Dive Brief:
- Legislation proposed in Virginia with the aim of increasing the amount of third-party generating capacity in Dominion Energy and Appalachian Power’s service areas in the state has been tabled in the House and continued to the next session in the Senate.
- Clean energy groups lobbying for the bill were not able to reach an agreement with the utilities on certain aspects — in particular, a provision to mandate the expansion of distributed generation capacity in Virginia.
- Advanced Energy United’s Eastern Director Kim Jemaine, who led discussions with Dominion, said the negotiations were “quite frustrating.” Dominion Media Relations Manager Aaron Ruby said the utility had “significant concerns” about the legislation that couldn’t be reconciled.
Dive Insight:
“In particular, we were concerned about the infeasibility and cost of increasing the distributed solar carve-out.
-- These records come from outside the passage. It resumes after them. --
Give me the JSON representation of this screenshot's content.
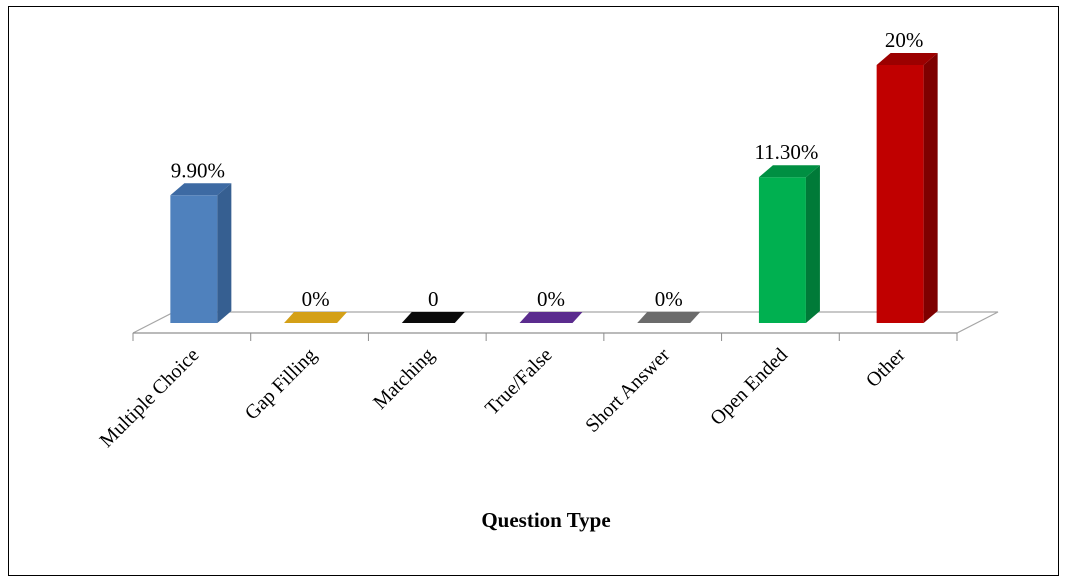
{
  "chart_data": {
    "type": "bar",
    "xlabel": "Question Type",
    "ylabel": "",
    "ylim": [
      0,
      20
    ],
    "grid": false,
    "legend": "none",
    "categories": [
      "Multiple Choice",
      "Gap Filling",
      "Matching",
      "True/False",
      "Short Answer",
      "Open Ended",
      "Other"
    ],
    "values": [
      9.9,
      0,
      0,
      0,
      0,
      11.3,
      20
    ],
    "data_labels": [
      "9.90%",
      "0%",
      "0",
      "0%",
      "0%",
      "11.30%",
      "20%"
    ],
    "colors": [
      "#4f81bd",
      "#d4a017",
      "#0a0a0a",
      "#5b2c8e",
      "#6b6b6b",
      "#00b050",
      "#c00000"
    ],
    "side_colors": [
      "#365f91",
      "#9a7410",
      "#000000",
      "#3e1d63",
      "#4a4a4a",
      "#007a38",
      "#7e0000"
    ],
    "top_colors": [
      "#3d6aa3",
      "#b8890f",
      "#222222",
      "#4a2473",
      "#555555",
      "#008f42",
      "#9c0000"
    ]
  }
}
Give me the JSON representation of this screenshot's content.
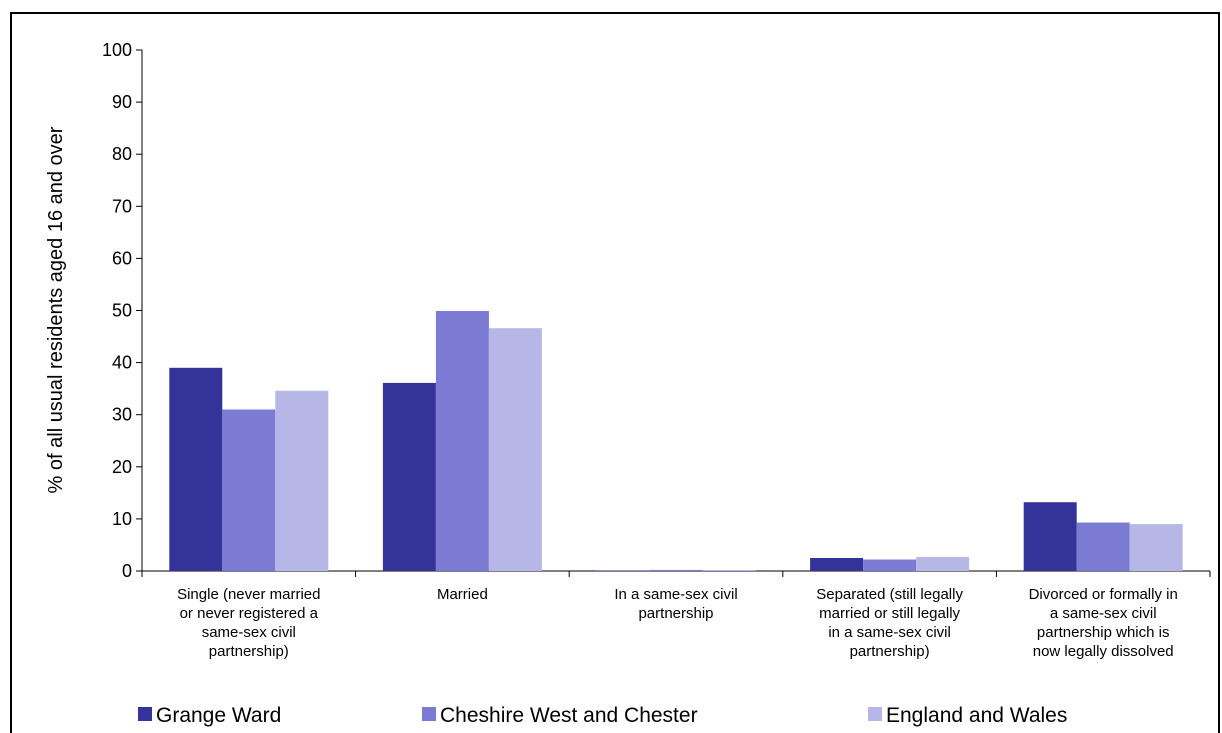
{
  "chart_data": {
    "type": "bar",
    "title": "",
    "xlabel": "",
    "ylabel": "% of all usual residents aged 16 and over",
    "ylim": [
      0,
      100
    ],
    "yticks": [
      0,
      10,
      20,
      30,
      40,
      50,
      60,
      70,
      80,
      90,
      100
    ],
    "grid": false,
    "legend_position": "bottom",
    "categories": [
      [
        "Single (never married",
        "or never registered a",
        "same-sex civil",
        "partnership)"
      ],
      [
        "Married"
      ],
      [
        "In a same-sex civil",
        "partnership"
      ],
      [
        "Separated (still legally",
        "married or still legally",
        "in a same-sex civil",
        "partnership)"
      ],
      [
        "Divorced or formally in",
        "a same-sex civil",
        "partnership which is",
        "now legally dissolved"
      ]
    ],
    "series": [
      {
        "name": "Grange Ward",
        "color": "#333399",
        "values": [
          39.0,
          36.1,
          0.1,
          2.5,
          13.2
        ]
      },
      {
        "name": "Cheshire West and Chester",
        "color": "#7b7bd3",
        "values": [
          31.0,
          49.9,
          0.2,
          2.2,
          9.3
        ]
      },
      {
        "name": "England and Wales",
        "color": "#b7b7e7",
        "values": [
          34.6,
          46.6,
          0.2,
          2.7,
          9.0
        ]
      }
    ]
  }
}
This would have added hundreds of millions of dollars a year in new costs onto our customers,” Ruby said in an email. “We worked with a number of stakeholders over many weeks to address these concerns, but were unable to reach an agreement.”
Jemaine said she believed Dominion to be negotiating in “bad faith,” and that the utility had failed to supply documentation to support concerns it raised to her about aspects of the bill including the distributed generation carve-out. The carve-out would mandate Dominion use distributed generation to meet 5% of its annual renewable portfolio standard requirements, an increase from the current 1% mandate.
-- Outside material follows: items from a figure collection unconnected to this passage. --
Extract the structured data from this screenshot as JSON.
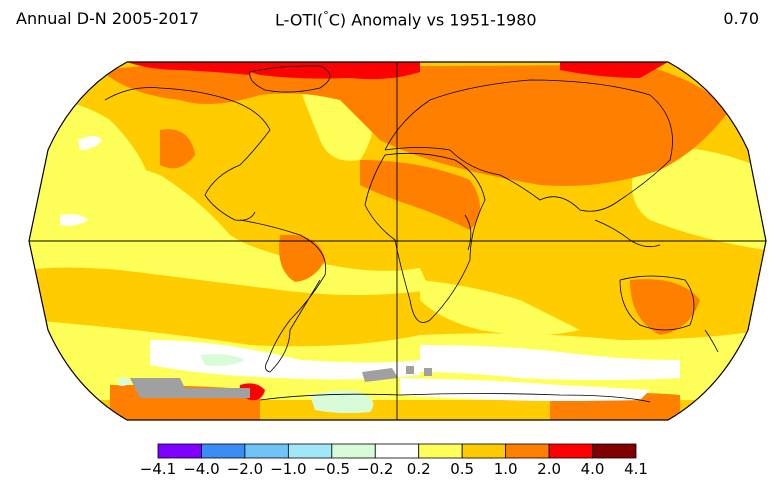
{
  "header": {
    "left": "Annual D-N 2005-2017",
    "center_prefix": "L-OTI(",
    "center_unit": "°C",
    "center_suffix": ") Anomaly vs 1951-1980",
    "right": "0.70"
  },
  "legend": {
    "bins": [
      {
        "color": "#8000ff"
      },
      {
        "color": "#3b8cf5"
      },
      {
        "color": "#6fc3f5"
      },
      {
        "color": "#a0e8f8"
      },
      {
        "color": "#d8fcd8"
      },
      {
        "color": "#ffffff"
      },
      {
        "color": "#ffff5a"
      },
      {
        "color": "#ffcc00"
      },
      {
        "color": "#ff8000"
      },
      {
        "color": "#ff0000"
      },
      {
        "color": "#800000"
      }
    ],
    "ticks": [
      "−4.1",
      "−4.0",
      "−2.0",
      "−1.0",
      "−0.5",
      "−0.2",
      "0.2",
      "0.5",
      "1.0",
      "2.0",
      "4.0",
      "4.1"
    ]
  },
  "map": {
    "projection": "Robinson",
    "colors": {
      "base": "#ffcc00",
      "warm": "#ff8000",
      "hot": "#ff0000",
      "mild": "#ffff5a",
      "neutral": "#ffffff",
      "cool": "#d8fcd8",
      "missing": "#a0a0a0"
    }
  }
}
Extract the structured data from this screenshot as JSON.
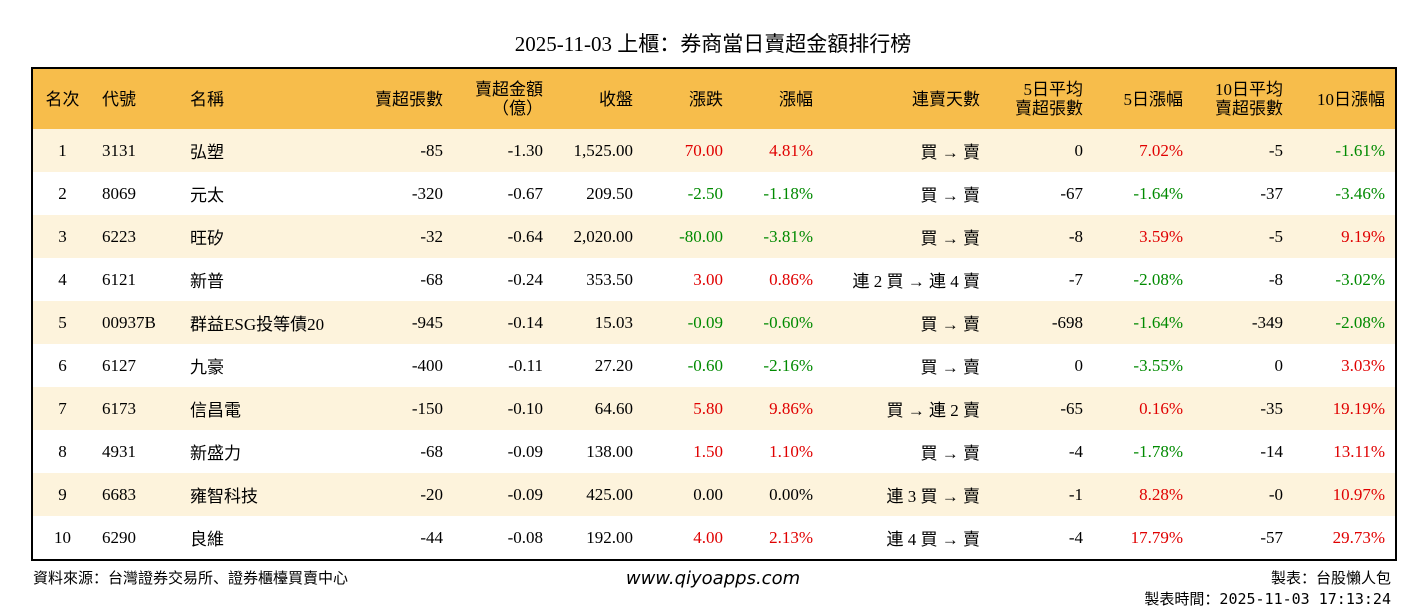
{
  "header": {
    "title": "2025-11-03 上櫃：券商當日賣超金額排行榜"
  },
  "table": {
    "columns": [
      "名次",
      "代號",
      "名稱",
      "賣超張數",
      "賣超金額\n（億）",
      "收盤",
      "漲跌",
      "漲幅",
      "連賣天數",
      "5日平均\n賣超張數",
      "5日漲幅",
      "10日平均\n賣超張數",
      "10日漲幅"
    ],
    "rows": [
      [
        "1",
        "3131",
        "弘塑",
        "-85",
        "-1.30",
        "1,525.00",
        "70.00",
        "4.81%",
        "買 → 賣",
        "0",
        "7.02%",
        "-5",
        "-1.61%"
      ],
      [
        "2",
        "8069",
        "元太",
        "-320",
        "-0.67",
        "209.50",
        "-2.50",
        "-1.18%",
        "買 → 賣",
        "-67",
        "-1.64%",
        "-37",
        "-3.46%"
      ],
      [
        "3",
        "6223",
        "旺矽",
        "-32",
        "-0.64",
        "2,020.00",
        "-80.00",
        "-3.81%",
        "買 → 賣",
        "-8",
        "3.59%",
        "-5",
        "9.19%"
      ],
      [
        "4",
        "6121",
        "新普",
        "-68",
        "-0.24",
        "353.50",
        "3.00",
        "0.86%",
        "連 2 買 → 連 4 賣",
        "-7",
        "-2.08%",
        "-8",
        "-3.02%"
      ],
      [
        "5",
        "00937B",
        "群益ESG投等債20",
        "-945",
        "-0.14",
        "15.03",
        "-0.09",
        "-0.60%",
        "買 → 賣",
        "-698",
        "-1.64%",
        "-349",
        "-2.08%"
      ],
      [
        "6",
        "6127",
        "九豪",
        "-400",
        "-0.11",
        "27.20",
        "-0.60",
        "-2.16%",
        "買 → 賣",
        "0",
        "-3.55%",
        "0",
        "3.03%"
      ],
      [
        "7",
        "6173",
        "信昌電",
        "-150",
        "-0.10",
        "64.60",
        "5.80",
        "9.86%",
        "買 → 連 2 賣",
        "-65",
        "0.16%",
        "-35",
        "19.19%"
      ],
      [
        "8",
        "4931",
        "新盛力",
        "-68",
        "-0.09",
        "138.00",
        "1.50",
        "1.10%",
        "買 → 賣",
        "-4",
        "-1.78%",
        "-14",
        "13.11%"
      ],
      [
        "9",
        "6683",
        "雍智科技",
        "-20",
        "-0.09",
        "425.00",
        "0.00",
        "0.00%",
        "連 3 買 → 賣",
        "-1",
        "8.28%",
        "-0",
        "10.97%"
      ],
      [
        "10",
        "6290",
        "良維",
        "-44",
        "-0.08",
        "192.00",
        "4.00",
        "2.13%",
        "連 4 買 → 賣",
        "-4",
        "17.79%",
        "-57",
        "29.73%"
      ]
    ]
  },
  "footer": {
    "source": "資料來源：台灣證券交易所、證券櫃檯買賣中心",
    "website": "www.qiyoapps.com",
    "author": "製表：台股懶人包",
    "time": "製表時間：2025-11-03 17:13:24"
  }
}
“According to them, they were having difficulties meeting the 1% target, and were obviously concerned about expanding that target. So we looked at compliance filings and found that for the last two [filings], they did not have any difficulty meeting that target and did not have to make any deficiency payments,” she said.
Jemaine said the negotiators asked Dominion to provide them with its assessment of the state’s distributed generation market, as well as the utility calculations associated with its estimates of hundreds of millions in potential deficiency payments that it said would result from the carve-out, but had yet to receive that information.
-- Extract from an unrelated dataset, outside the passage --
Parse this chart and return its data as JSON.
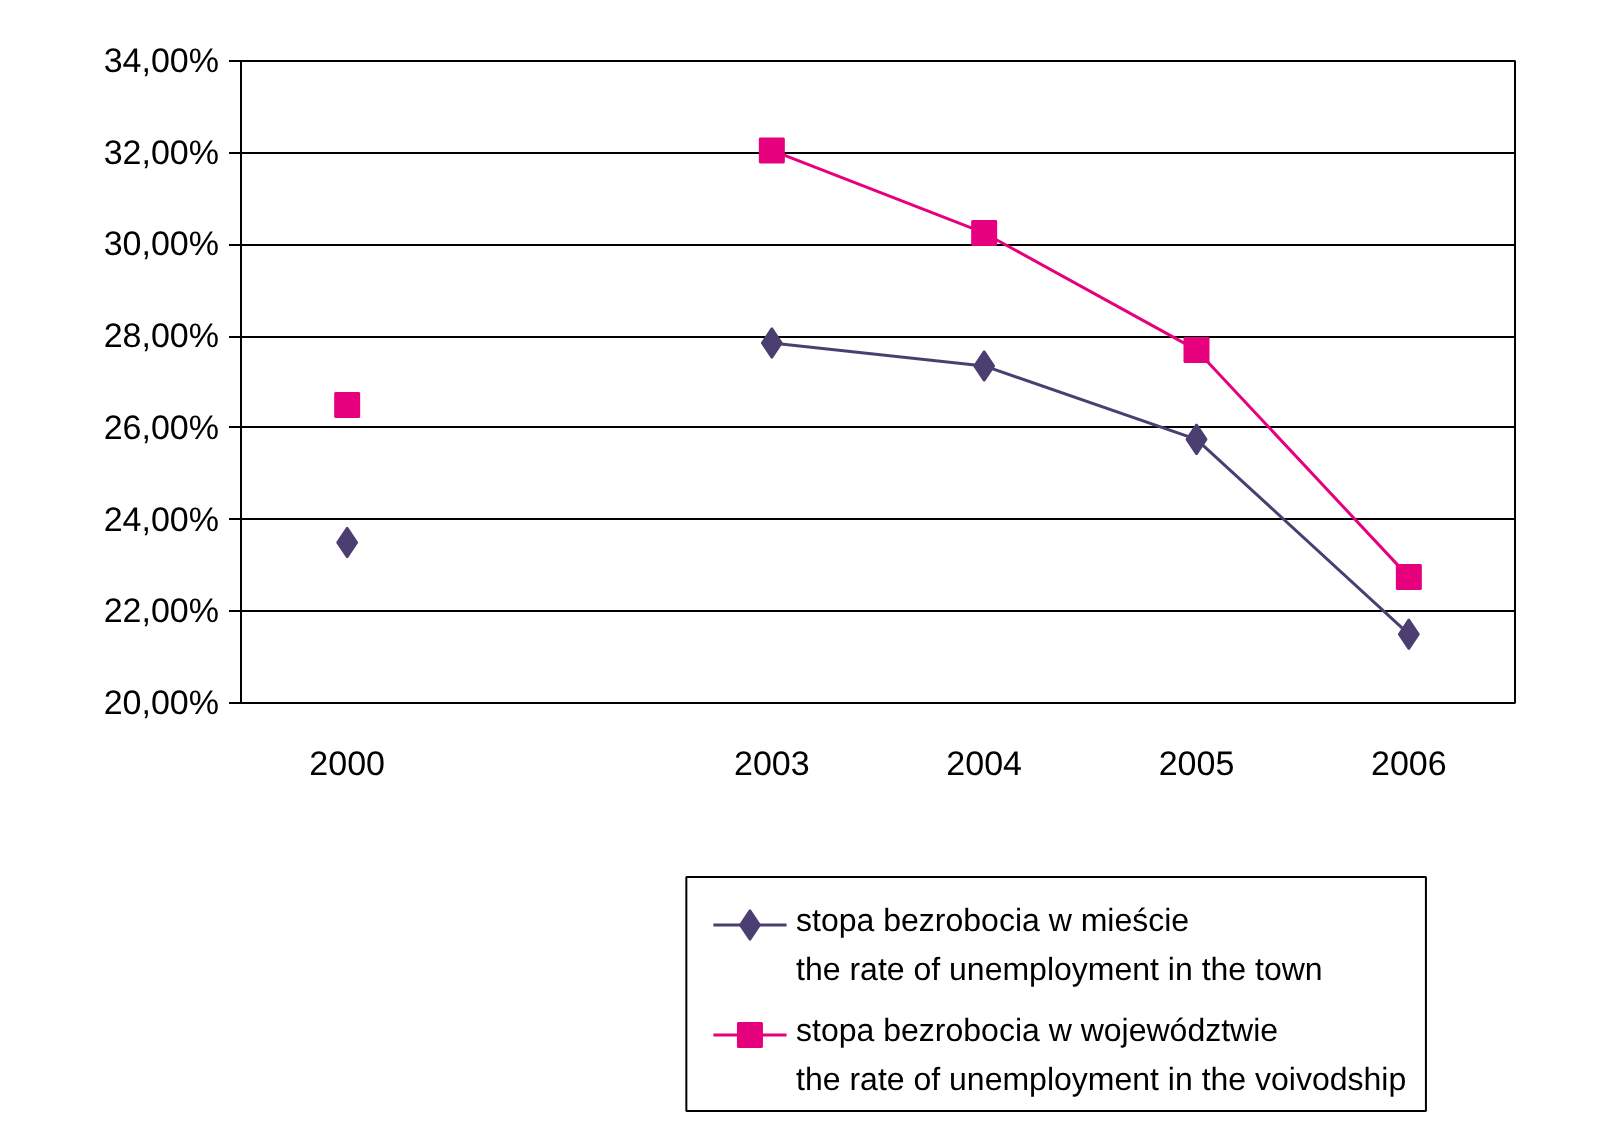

Ruby did not provide the associated assessments upon request from Utility Dive, but said Dominion’s “core mission is providing reliable, affordable and increasingly clean energy to our customers …. [which] guides our thinking on all major public policy issues.”
“We look forward to continuing the dialogue,” he said in reference to the legislation.
The House of Delegates version, HB638, was tabled by unanimous vote on Feb. 8. On Feb. 5, the Senate version, SB230, was continued to the 2025 session by a unanimous vote in the Commerce and Labor committee.
When the bill is taken up again, it will be considered by the legislature’s Commission on Electric Utility Regulation. Jemaine and Southern Environmental Law Center attorney Josephus Allmond, who also worked on negotiating the legislation, said they hope that venue will provide an opportunity for the bill to stand on its merits.
The bill was sent to that commission “amid concerns that the changes we were making were consequential ones that deserved more than a ten minute hearing,” said Allmond. “We're actually excited about continuing to make our case there that there's plenty of renewable energy certificates available out there for distributed projects.”
Allmond said that he thinks once the bill has been reviewed by the commission, it can return to the Senate in a form that “everyone feels more comfortable with.”
Jemaine said that the bill’s advocates “have all of the data to show that the [distributed generation] carve-out is primed for expansion,” and she hopes that the commission “is a place where we can discuss this issue further and make our argument.”
“I think we have all the information on our side, it's just about whether or not that commission is actually used as an offseason space to further energy legislation,” she said. “Obviously, the downside is that that may not come to fruition, and it’s just a place where bills go to die. And I hope that's not the case.”